Traditional acquirers must rise up to the challenge, and quicken the pace of their own digital transformations. First step is to move beyond the stranglehold of the traditional legacy payment terminal, which for most merchants is a single-application solution they view as a necessary evil, rather than a vital business tool.
“The jury is still out on whether the hardware terminal can be replaced altogether,” writes Ron van Wezel, a senior analyst for Aite Group’s Retail Banking & Payments practice. “But fact is that the value chain and distribution model of traditional acquirers and independent sales organisations is already challenged by FinTech providers of MPOS solutions, particularly for the [SMB] segment. Acquirers must focus on the business needs of their customers, offering solutions that centre around business intelligence, not payments alone.”
Open platforms spur new business models
Just as the Android operating system revolutionised the mobile phone industry with an open platform, so will it transform the payments industry. An open platform draws app developers like moths to a light. A mobile phone store can sell a wide variety of models from different vendors without having to worry about customising apps for each, and users can easily switch from one device to another and bring their apps along.
That’s the new model that will meet the needs of SMB merchants. Acquirers should have flexibility to offer devices from different hardware vendors without having to worry about app incompatibilities. Acquirers should be able to pre-select from a marketplace of apps to create bundles of hardware and apps that are suited to the particular needs of their own merchant segments.
They also need a platform and management tools that can operate estates of diverse devices, both legacy and open systems-based, as they step into the next generation of acquiring services, without having to abandon existing customers who are not yet ready to make the digital leap.

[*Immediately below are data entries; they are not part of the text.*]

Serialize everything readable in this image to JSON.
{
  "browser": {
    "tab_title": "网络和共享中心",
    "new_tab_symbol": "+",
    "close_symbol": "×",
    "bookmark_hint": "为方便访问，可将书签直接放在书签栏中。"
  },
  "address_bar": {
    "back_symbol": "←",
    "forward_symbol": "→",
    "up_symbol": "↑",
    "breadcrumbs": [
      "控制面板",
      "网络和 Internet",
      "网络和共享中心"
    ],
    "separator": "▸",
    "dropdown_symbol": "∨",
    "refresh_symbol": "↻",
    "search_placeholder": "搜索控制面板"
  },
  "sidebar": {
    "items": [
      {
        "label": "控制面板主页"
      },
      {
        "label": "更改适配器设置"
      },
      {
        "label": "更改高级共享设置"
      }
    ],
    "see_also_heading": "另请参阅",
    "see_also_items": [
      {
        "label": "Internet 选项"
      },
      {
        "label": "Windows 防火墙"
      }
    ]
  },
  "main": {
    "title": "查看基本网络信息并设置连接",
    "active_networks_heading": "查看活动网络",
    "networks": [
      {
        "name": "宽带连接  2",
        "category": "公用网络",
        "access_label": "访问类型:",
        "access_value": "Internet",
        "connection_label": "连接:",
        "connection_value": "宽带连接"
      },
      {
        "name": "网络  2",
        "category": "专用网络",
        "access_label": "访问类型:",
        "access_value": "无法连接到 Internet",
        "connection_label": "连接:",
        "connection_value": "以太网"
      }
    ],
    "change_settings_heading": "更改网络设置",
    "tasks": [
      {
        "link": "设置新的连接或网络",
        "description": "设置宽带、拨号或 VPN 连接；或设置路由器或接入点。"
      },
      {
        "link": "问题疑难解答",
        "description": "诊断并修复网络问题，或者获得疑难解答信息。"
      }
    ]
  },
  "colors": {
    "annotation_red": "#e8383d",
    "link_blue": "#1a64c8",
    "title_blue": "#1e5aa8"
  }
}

This model is the first step to the next generation of acquiring services. Acquirers can stop worrying about competing solely on the price of commodity hardware, and use their market expertise and more direct interaction with merchants to come up with tailored solutions that no internet-based supplier with an all-for-one solution can match. They have the necessary support infrastructure in place to provide any hand-holding needed to get merchants up and running.
SMB merchants vary in their needs from market sector to market sector, and from city corner to city corner. Acquirers are uniquely positioned to tailor solutions that respond to those variations. What they need is the right platform that allows them to make the transition to a new business model and allows their sales teams to evolve to a new consultative role with merchants, where expertise and the ability to provide an app for any need will create new revenue streams and increase the bond between the acquirer and its merchant base.